¿Qué es, pues, lo que Dios no ha hecho por nosotros? Por nosotros hizo tanto el mundo corruptible como el incorruptible; por nosotros permitió que los profetas fueran mal acogidos; por nosotros los envió a la cautividad; por nosotros permitió que fueran arrojados al horno y que soportaran males sin cuento.
Por nosotros suscitó a los profetas y también a los apóstoles; por nosotros entregó al Unigénito; quiso sentarnos a su derecha; por nosotros padeció oprobios, pues dice: Las afrentas con que te afrentan caen sobre mí. Sin embargo, después de tantas y tales deserciones, él no nos abandona, sino que nos exhorta de nuevo y predispone a otros para que intercedan por nosotros, para poder otorgarnos su gracia. Es el caso de Moisés. Le dice, en efecto: Déjame: mi ira se va a encender contra ellos hasta consumirlos, para inducirle a interceder por ellos.
Y otro tanto en la actualidad, otorgándonos el don de la plegaria. Y obraba así, no porque tenga necesidad de nuestras súplicas, sino para que nosotros, creyéndonos a salvo, no nos hiciéramos peores. Por eso dice a menudo a los israelitas que se reconcilia con ellos por amor a David o a cualquier otro, reservándose de este modo una coartada para la reconciliación. Si bien es verdad que quedaría mejor él, si dijera que deponía su indignación espontáneamente y no porque otro se lo pedía. Pero no era esto lo que Dios pretendía; lo que Dios quería era evitar que el trámite de reconciliación no fuera para los que habían de salvarse motivo de infravaloración. Por eso decía a Jeremías: No intercedas por este pueblo, que no te escuchará. Y no es que quisiera que el profeta dejase de orar; lo que quería era atemorizarlos. El profeta, que así lo comprendió, no cesó de suplicar.
Y así como a los ninivitas, al comunicarles la sentencia sin fijar límites de tiempo ni insinuarles resquicio alguno de esperanza, les inspiró un profundo terror induciéndolos a penitencia, lo mismo hace en este pasaje: mete la preocupación en el ánimo de los israelitas, hace al profeta más venerable a sus ojos, para ver si al menos así le escuchan.

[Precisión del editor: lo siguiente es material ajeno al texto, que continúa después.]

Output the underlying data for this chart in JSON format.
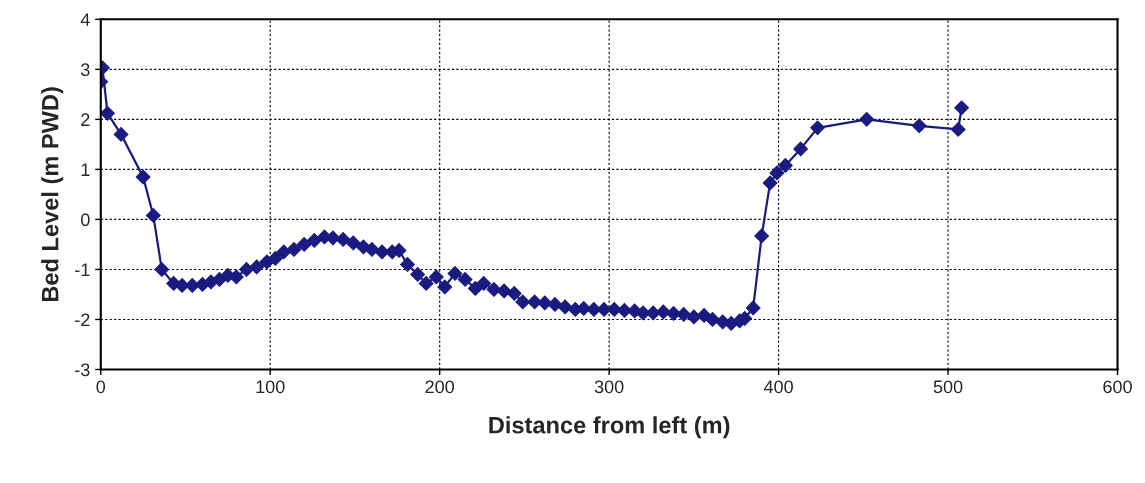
{
  "chart_data": {
    "type": "line",
    "xlabel": "Distance from left (m)",
    "ylabel": "Bed Level (m PWD)",
    "xlim": [
      0,
      600
    ],
    "xticks": [
      0,
      100,
      200,
      300,
      400,
      500,
      600
    ],
    "ylim": [
      -3,
      4
    ],
    "yticks": [
      -3,
      -2,
      -1,
      0,
      1,
      2,
      3,
      4
    ],
    "grid": true,
    "marker": "diamond",
    "line_style": "solid",
    "series": [
      {
        "color": "#1a1a80",
        "x": [
          0,
          1,
          4,
          12,
          25,
          31,
          36,
          43,
          48,
          54,
          60,
          65,
          70,
          75,
          80,
          86,
          92,
          98,
          103,
          108,
          114,
          120,
          126,
          132,
          137,
          143,
          149,
          155,
          160,
          166,
          172,
          176,
          181,
          187,
          192,
          198,
          203,
          209,
          215,
          221,
          226,
          232,
          238,
          244,
          249,
          256,
          262,
          268,
          274,
          280,
          285,
          291,
          297,
          303,
          309,
          315,
          320,
          326,
          332,
          338,
          344,
          350,
          356,
          361,
          367,
          372,
          377,
          380,
          385,
          390,
          395,
          399,
          404,
          413,
          423,
          452,
          483,
          506,
          508
        ],
        "values": [
          2.75,
          3.03,
          2.12,
          1.7,
          0.85,
          0.08,
          -1.0,
          -1.28,
          -1.32,
          -1.32,
          -1.3,
          -1.25,
          -1.2,
          -1.12,
          -1.15,
          -1.0,
          -0.95,
          -0.85,
          -0.78,
          -0.65,
          -0.6,
          -0.5,
          -0.42,
          -0.35,
          -0.37,
          -0.4,
          -0.47,
          -0.55,
          -0.6,
          -0.65,
          -0.65,
          -0.62,
          -0.9,
          -1.1,
          -1.28,
          -1.15,
          -1.35,
          -1.08,
          -1.2,
          -1.38,
          -1.28,
          -1.4,
          -1.43,
          -1.48,
          -1.65,
          -1.65,
          -1.67,
          -1.7,
          -1.75,
          -1.8,
          -1.78,
          -1.8,
          -1.8,
          -1.8,
          -1.82,
          -1.83,
          -1.87,
          -1.87,
          -1.85,
          -1.88,
          -1.9,
          -1.95,
          -1.92,
          -2.0,
          -2.05,
          -2.08,
          -2.03,
          -1.98,
          -1.77,
          -0.33,
          0.73,
          0.93,
          1.08,
          1.41,
          1.83,
          2.0,
          1.87,
          1.8,
          2.23
        ]
      }
    ]
  }
}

Luego, comoquiera que padecían un mal sin remedio y no reaccionaban tampoco ante las amenazas de los profetas que les enviaba, primero les intima que permanezcan allí; y al mostrarse renuentes y planear la evasión a Egipto, Dios condesciende, no sin rogarles que eviten caer en la impiedad de los egipcios. Como tampoco en esto le hicieron caso, manda con ellos al profeta para que no se esquinasen totalmente con él.
¿Y qué es lo que los profetas no padecían por su causa? Aserrados, exilados, ultrajados, lapidados, sufrieron una infinidad de otros graves tormentos. Y no obstante todo esto, los israelitas acudían a ellos una y otra vez. Samuel no cesó nunca de llorar a Saúl, a pesar de haber sufrido ultrajes y tratos intolerables por su culpa: toda injuria estaba olvidada. Jeremías, por su parte, compuso para el pueblo judío unas lamentaciones que puso por escrito; y habiéndole concedido el jefe de la guardia persa facultad para vivir en seguridad y libertad donde quisiese, prefirió a su casa el compartir la suerte de los infelices de su pueblo y una mísera morada en tierra extranjera.